All this while, the man has been holding on to codes of formality which breaks loose at the landlady’s insensitiveness. The African man now shouts out loud saying that he is black but he is not that black for anyone to be put to shame. He also says that the soles of his feet and the palms of his hand are all white but he is a fool that he sits on his rear which has turned black due to friction. He knows that the landlady will never be convinced with his black complexion and he senses that she might slam down the receiver on him. At such a crucial juncture, he makes a desperate and silly attempt to plead her to come and take a good look at him but couldn’t help the situation from getting worse. Finally, the landlady slams down the receiver on his face. Harlem
‘Harlem’ by Langston Hughes reflects the post World War II mood of many African Americans. The Great Depression was over, the war was over, but for African Americans the dream, whatever particular form it took, was still being deferred. Whether one’s dream is as mundane as hitting the numbers or as noble as hoping to see one’s children reared properly, Langston Hughes takes them all seriously; he takes the deferral of each dream to heart. Harlem simply asks, and provides a series of disturbing answer to the questions, “what happens to a dream deferred?” A closer reading reveals the essential disunity of the poem. It is a ground of unresolved conflict. Five of the six answers to the opening questions are interrogative rather than declarative sentences. The ‘dream deferred’ is the long- postponed and frustrated dream of African Americans; a dream of freedom, equality, dignity, opportunity and success. This poem concentrates, on possible reaction to the deferral of a dream. The whole poem (Harlem) is built in the structure of rhetoric. The speaker of the poem is black poet. Black people were given the dreams of equity and equality. But these dreams never came true.

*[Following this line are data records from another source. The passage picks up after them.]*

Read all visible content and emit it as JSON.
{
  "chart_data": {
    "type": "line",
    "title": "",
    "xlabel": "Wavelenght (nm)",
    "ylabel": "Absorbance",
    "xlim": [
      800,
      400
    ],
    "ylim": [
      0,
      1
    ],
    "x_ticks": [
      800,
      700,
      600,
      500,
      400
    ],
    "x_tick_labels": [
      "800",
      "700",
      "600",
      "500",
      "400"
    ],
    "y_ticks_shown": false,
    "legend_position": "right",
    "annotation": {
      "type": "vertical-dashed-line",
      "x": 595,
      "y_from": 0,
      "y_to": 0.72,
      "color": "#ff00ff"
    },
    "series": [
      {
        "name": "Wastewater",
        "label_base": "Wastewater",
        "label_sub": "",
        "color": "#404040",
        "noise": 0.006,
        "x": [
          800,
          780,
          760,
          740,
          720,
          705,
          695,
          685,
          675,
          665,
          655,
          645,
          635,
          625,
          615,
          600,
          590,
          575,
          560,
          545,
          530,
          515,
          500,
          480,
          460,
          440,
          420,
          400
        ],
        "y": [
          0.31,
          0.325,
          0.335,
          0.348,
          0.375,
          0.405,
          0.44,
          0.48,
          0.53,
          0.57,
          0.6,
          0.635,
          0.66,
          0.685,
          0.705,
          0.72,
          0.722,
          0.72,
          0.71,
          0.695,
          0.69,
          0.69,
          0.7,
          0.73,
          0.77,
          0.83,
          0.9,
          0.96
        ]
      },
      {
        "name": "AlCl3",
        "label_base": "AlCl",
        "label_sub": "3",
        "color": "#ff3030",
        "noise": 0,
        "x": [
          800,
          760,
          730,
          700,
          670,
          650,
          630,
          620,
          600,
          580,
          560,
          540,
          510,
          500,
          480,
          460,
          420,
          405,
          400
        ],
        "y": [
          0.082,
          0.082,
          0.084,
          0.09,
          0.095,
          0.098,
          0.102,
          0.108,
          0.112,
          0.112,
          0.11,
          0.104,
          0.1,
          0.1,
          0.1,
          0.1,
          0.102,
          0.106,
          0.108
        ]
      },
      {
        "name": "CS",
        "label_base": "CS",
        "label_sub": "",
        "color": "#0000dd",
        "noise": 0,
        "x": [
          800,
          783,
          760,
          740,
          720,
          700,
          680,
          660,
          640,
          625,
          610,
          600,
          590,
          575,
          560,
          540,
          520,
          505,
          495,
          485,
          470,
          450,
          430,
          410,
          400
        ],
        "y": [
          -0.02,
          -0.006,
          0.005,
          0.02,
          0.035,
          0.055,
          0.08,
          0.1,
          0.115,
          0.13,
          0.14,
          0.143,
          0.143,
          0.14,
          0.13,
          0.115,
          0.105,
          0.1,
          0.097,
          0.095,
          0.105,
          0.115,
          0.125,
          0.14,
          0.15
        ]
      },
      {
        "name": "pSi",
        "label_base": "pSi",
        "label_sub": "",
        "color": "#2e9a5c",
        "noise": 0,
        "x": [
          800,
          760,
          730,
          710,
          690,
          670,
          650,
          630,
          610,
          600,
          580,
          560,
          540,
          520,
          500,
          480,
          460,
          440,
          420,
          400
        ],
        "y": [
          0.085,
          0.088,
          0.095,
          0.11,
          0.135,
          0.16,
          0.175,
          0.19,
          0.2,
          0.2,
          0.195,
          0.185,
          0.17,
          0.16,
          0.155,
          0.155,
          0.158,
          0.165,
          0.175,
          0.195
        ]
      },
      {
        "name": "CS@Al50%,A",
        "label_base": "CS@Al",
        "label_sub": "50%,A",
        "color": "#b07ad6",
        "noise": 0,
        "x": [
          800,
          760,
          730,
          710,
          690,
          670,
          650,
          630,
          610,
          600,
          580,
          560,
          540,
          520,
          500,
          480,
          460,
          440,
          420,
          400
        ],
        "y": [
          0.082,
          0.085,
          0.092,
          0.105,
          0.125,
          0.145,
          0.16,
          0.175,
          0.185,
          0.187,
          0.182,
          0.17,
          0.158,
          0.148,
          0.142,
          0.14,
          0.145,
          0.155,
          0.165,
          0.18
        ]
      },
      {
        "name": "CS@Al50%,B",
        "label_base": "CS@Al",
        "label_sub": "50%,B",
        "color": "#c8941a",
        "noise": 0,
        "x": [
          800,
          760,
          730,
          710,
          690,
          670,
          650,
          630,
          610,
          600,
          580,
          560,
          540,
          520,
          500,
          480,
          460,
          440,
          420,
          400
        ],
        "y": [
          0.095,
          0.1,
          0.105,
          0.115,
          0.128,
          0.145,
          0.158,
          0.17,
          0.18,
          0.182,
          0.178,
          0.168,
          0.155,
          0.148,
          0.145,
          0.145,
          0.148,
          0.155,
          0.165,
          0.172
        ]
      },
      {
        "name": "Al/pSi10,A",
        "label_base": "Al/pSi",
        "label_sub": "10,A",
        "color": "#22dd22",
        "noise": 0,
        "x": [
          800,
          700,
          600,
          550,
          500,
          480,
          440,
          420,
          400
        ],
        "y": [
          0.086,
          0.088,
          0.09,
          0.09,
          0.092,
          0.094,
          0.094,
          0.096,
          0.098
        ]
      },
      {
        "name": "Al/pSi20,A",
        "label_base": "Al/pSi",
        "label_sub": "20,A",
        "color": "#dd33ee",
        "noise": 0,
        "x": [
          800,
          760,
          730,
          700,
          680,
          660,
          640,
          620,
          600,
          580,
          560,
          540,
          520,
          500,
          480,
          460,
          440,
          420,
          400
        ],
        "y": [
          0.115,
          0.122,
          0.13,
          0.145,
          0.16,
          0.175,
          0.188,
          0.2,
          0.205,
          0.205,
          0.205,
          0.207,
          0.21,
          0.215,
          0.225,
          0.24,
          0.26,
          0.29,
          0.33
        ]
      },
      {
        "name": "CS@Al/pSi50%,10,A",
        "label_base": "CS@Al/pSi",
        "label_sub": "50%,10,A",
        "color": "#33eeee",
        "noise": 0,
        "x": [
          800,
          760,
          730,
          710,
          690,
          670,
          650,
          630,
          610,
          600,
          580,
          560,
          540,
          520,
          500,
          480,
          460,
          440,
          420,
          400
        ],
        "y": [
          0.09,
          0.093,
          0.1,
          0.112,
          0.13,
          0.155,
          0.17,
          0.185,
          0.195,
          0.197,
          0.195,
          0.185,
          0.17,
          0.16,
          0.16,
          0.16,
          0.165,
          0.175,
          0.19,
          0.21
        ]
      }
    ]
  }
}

Despite legal, political and social consensus to abolish the apartheid, black people could never experience the indiscriminate society. In other worlds, their dream never came true. Blacks are promised dreams of equality, justice, freedom, indiscrimination, but not fulfilled. They are delayed, deferred and postponed. Only promissory note has been given but has never been brought into reality.The speaker rhetorically suggests that the dreams will explode and destroy all the limitations imposed upon them. After that the society of their dream will be born. When the dream is postponed or deferred or delayed, it brings frustration, it dries up like a raisin in the sun but there is wet inside, likewise it stinks like rotten meat, it becomes fester like a sore and one day it will explode and cause larger social damages. The poem is in the form of a series of questions, a certain inhabitant of Harlem asks. The first image in the poem is “dream dries up like a raisin”.
The simile likens the original dream to a grape, which is sound, juicy, green and fresh since the dream has been neglected for too long, it has probably dried up. The next image in the poem “fester like” a sore and then run” conveys a sense of infection and pain. Comparing the dream to a sore of a body, the poet suggests that unfulfilled dreams become part of us, like a longstanding injury that has gathered pus. The word “fester” connotes something decay and “run” literally refers to pus. From this viewpoint of the speaker, this denotes to the pain that one has when one’s dreams always defers. A postponed dream is like a painful injury that begins to be infected. The next image “Does it stink like rotten meat” intensified the sense of disgust.